O secretário de estado da Protecção Civil, José Artur Neves, de quem até anteontem nunca ouvira falar, está no epicentro de dois casos polémicos, mas que, aparentemente, nada têm que ver um com o outro. O primeiro, o das célebres golas que eram inflamáveis mas que afinal já deixaram de o ser, contratadas com uma empresa que nem é de vão de escada mas de tenda de campismo, tem todo o aspecto da negociata manhosa dos chicos-espertos oriundos das jotas e que paulatinamente vão tomando conta do país, com toda a sua inépcia, todo o seu arrivismo, toda a falta de vergonha -- os tais vilões de que falei
aqui, usando o Estado como se fosse coisa sua.
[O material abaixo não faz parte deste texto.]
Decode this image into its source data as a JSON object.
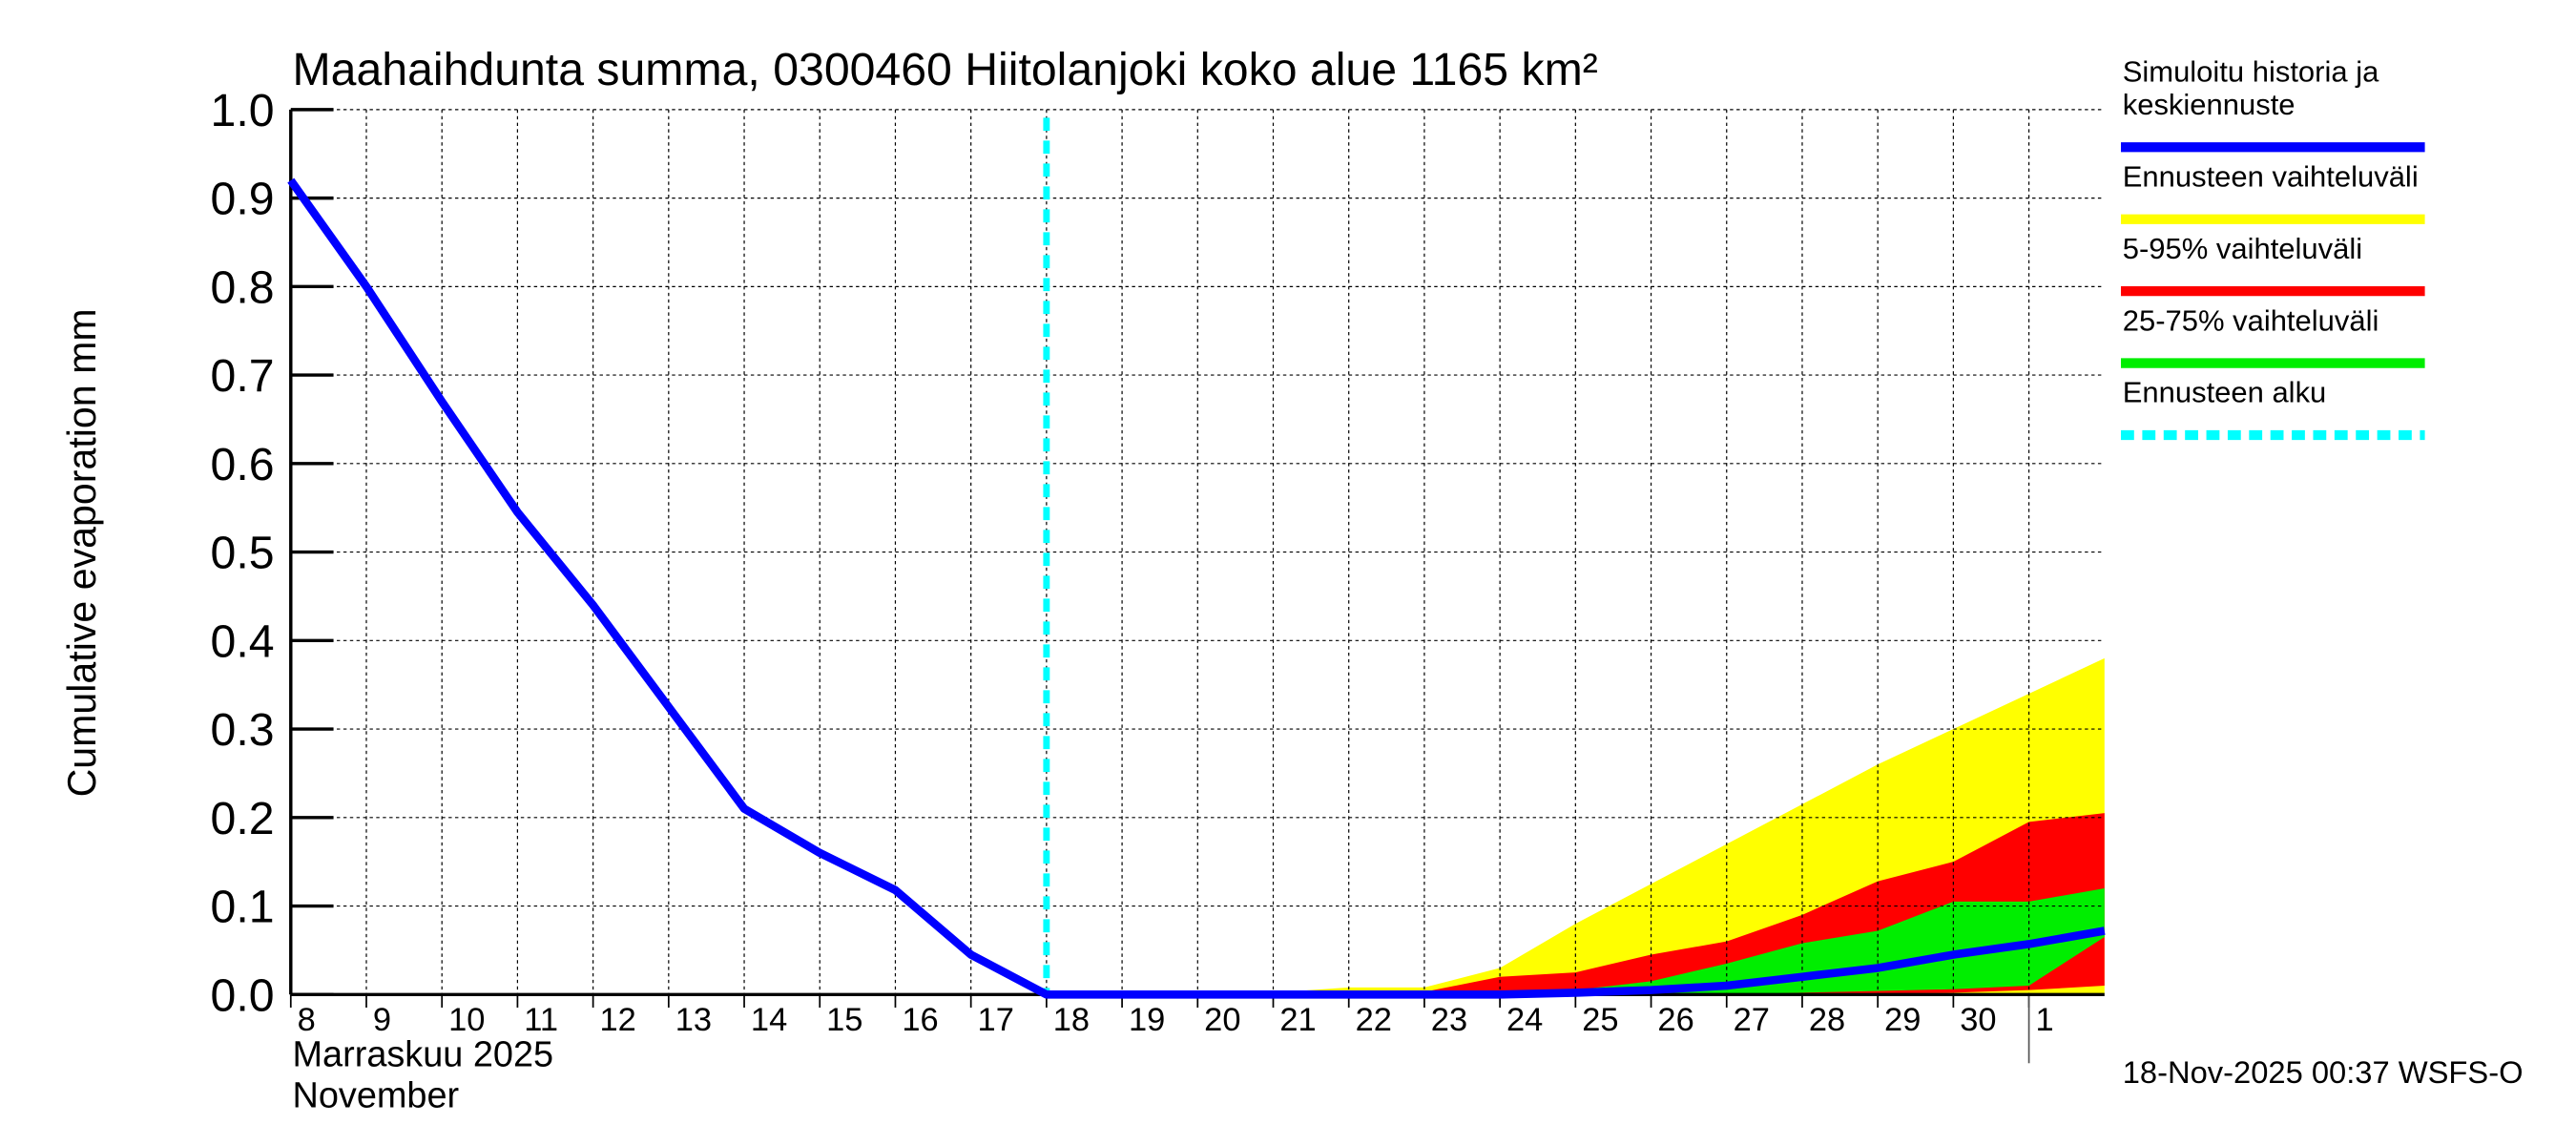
{
  "chart_data": {
    "type": "area",
    "title": "Maahaihdunta summa, 0300460 Hiitolanjoki koko alue 1165 km²",
    "ylabel": "Cumulative evaporation   mm",
    "xlabel_lines": [
      "Marraskuu 2025",
      "November"
    ],
    "ylim": [
      0,
      1.0
    ],
    "yticks": [
      "0.0",
      "0.1",
      "0.2",
      "0.3",
      "0.4",
      "0.5",
      "0.6",
      "0.7",
      "0.8",
      "0.9",
      "1.0"
    ],
    "x_tick_labels": [
      "8",
      "9",
      "10",
      "11",
      "12",
      "13",
      "14",
      "15",
      "16",
      "17",
      "18",
      "19",
      "20",
      "21",
      "22",
      "23",
      "24",
      "25",
      "26",
      "27",
      "28",
      "29",
      "30",
      "1"
    ],
    "x": [
      "2025-11-08",
      "2025-11-09",
      "2025-11-10",
      "2025-11-11",
      "2025-11-12",
      "2025-11-13",
      "2025-11-14",
      "2025-11-15",
      "2025-11-16",
      "2025-11-17",
      "2025-11-18",
      "2025-11-19",
      "2025-11-20",
      "2025-11-21",
      "2025-11-22",
      "2025-11-23",
      "2025-11-24",
      "2025-11-25",
      "2025-11-26",
      "2025-11-27",
      "2025-11-28",
      "2025-11-29",
      "2025-11-30",
      "2025-12-01",
      "2025-12-02"
    ],
    "grid": true,
    "legend_position": "right",
    "forecast_start": "2025-11-18",
    "series": [
      {
        "name": "Ennusteen vaihteluväli",
        "color": "#ffff00",
        "kind": "band",
        "lower": [
          null,
          null,
          null,
          null,
          null,
          null,
          null,
          null,
          null,
          null,
          0,
          0,
          0,
          0,
          0,
          0,
          0,
          0,
          0,
          0,
          0,
          0,
          0,
          0,
          0
        ],
        "upper": [
          null,
          null,
          null,
          null,
          null,
          null,
          null,
          null,
          null,
          null,
          0,
          0,
          0,
          0.002,
          0.008,
          0.008,
          0.03,
          0.08,
          0.125,
          0.17,
          0.215,
          0.26,
          0.3,
          0.34,
          0.38
        ]
      },
      {
        "name": "5-95% vaihteluväli",
        "color": "#ff0000",
        "kind": "band",
        "lower": [
          null,
          null,
          null,
          null,
          null,
          null,
          null,
          null,
          null,
          null,
          0,
          0,
          0,
          0,
          0,
          0,
          0,
          0,
          0,
          0,
          0,
          0.001,
          0.002,
          0.005,
          0.01
        ],
        "upper": [
          null,
          null,
          null,
          null,
          null,
          null,
          null,
          null,
          null,
          null,
          0,
          0,
          0,
          0,
          0,
          0.003,
          0.02,
          0.025,
          0.045,
          0.06,
          0.09,
          0.128,
          0.15,
          0.195,
          0.205
        ]
      },
      {
        "name": "25-75% vaihteluväli",
        "color": "#00ee00",
        "kind": "band",
        "lower": [
          null,
          null,
          null,
          null,
          null,
          null,
          null,
          null,
          null,
          null,
          0,
          0,
          0,
          0,
          0,
          0,
          0,
          0,
          0,
          0,
          0.002,
          0.004,
          0.006,
          0.01,
          0.065
        ],
        "upper": [
          null,
          null,
          null,
          null,
          null,
          null,
          null,
          null,
          null,
          null,
          0,
          0,
          0,
          0,
          0,
          0,
          0.002,
          0.005,
          0.015,
          0.035,
          0.058,
          0.072,
          0.105,
          0.105,
          0.12
        ]
      },
      {
        "name": "Simuloitu historia ja keskiennuste",
        "color": "#0000ff",
        "kind": "line",
        "values": [
          0.92,
          0.8,
          0.67,
          0.545,
          0.44,
          0.325,
          0.21,
          0.16,
          0.118,
          0.045,
          0,
          0,
          0,
          0,
          0,
          0,
          0,
          0.002,
          0.005,
          0.01,
          0.02,
          0.03,
          0.045,
          0.057,
          0.072
        ]
      },
      {
        "name": "Ennusteen alku",
        "color": "#00ffff",
        "kind": "vline"
      }
    ],
    "legend": [
      {
        "label": "Simuloitu historia ja",
        "label2": "keskiennuste",
        "color": "#0000ff",
        "style": "line"
      },
      {
        "label": "Ennusteen vaihteluväli",
        "color": "#ffff00",
        "style": "line"
      },
      {
        "label": "5-95% vaihteluväli",
        "color": "#ff0000",
        "style": "line"
      },
      {
        "label": "25-75% vaihteluväli",
        "color": "#00ee00",
        "style": "line"
      },
      {
        "label": "Ennusteen alku",
        "color": "#00ffff",
        "style": "dashed"
      }
    ],
    "footer": "18-Nov-2025 00:37 WSFS-O"
  }
}
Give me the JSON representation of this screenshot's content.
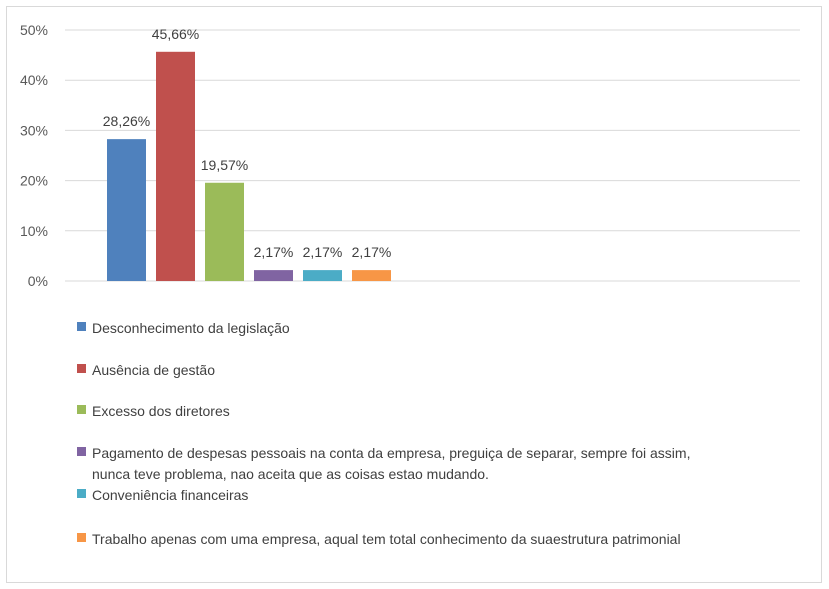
{
  "chart_data": {
    "type": "bar",
    "title": "",
    "xlabel": "",
    "ylabel": "",
    "ylim": [
      0,
      50
    ],
    "yticks": [
      "0%",
      "10%",
      "20%",
      "30%",
      "40%",
      "50%"
    ],
    "grid": true,
    "legend_position": "bottom",
    "categories": [
      "Desconhecimento da legislação",
      "Ausência de gestão",
      "Excesso dos diretores",
      "Pagamento de despesas pessoais na conta da empresa, preguiça de separar, sempre foi assim, nunca teve problema, nao aceita que as coisas estao mudando.",
      "Conveniência financeiras",
      "Trabalho apenas com uma empresa, aqual tem total conhecimento da suaestrutura patrimonial"
    ],
    "legend_lines": [
      [
        "Desconhecimento da legislação"
      ],
      [
        "Ausência de gestão"
      ],
      [
        "Excesso dos diretores"
      ],
      [
        "Pagamento de despesas pessoais na conta da empresa, preguiça de separar, sempre foi assim,",
        "nunca teve problema, nao aceita que as coisas estao mudando."
      ],
      [
        "Conveniência financeiras"
      ],
      [
        "Trabalho apenas com uma empresa, aqual tem total conhecimento da suaestrutura patrimonial"
      ]
    ],
    "values": [
      28.26,
      45.66,
      19.57,
      2.17,
      2.17,
      2.17
    ],
    "data_labels": [
      "28,26%",
      "45,66%",
      "19,57%",
      "2,17%",
      "2,17%",
      "2,17%"
    ],
    "colors": [
      "#4f81bd",
      "#c0504d",
      "#9bbb59",
      "#8064a2",
      "#4bacc6",
      "#f79646"
    ]
  }
}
O outro caso parece bem diferente: o filho do secretário de estado é engenheiro civil e detém uma quota, creio que de 15%, numa empresa de construção. Esta, em concursos públicos, vê adjudicada empreitadas na Universidade do Porto e no Hospital de Vila Franca de Xira. De acordo com a lei, parece que há aqui uma irregularidade, ou mesmo um crime...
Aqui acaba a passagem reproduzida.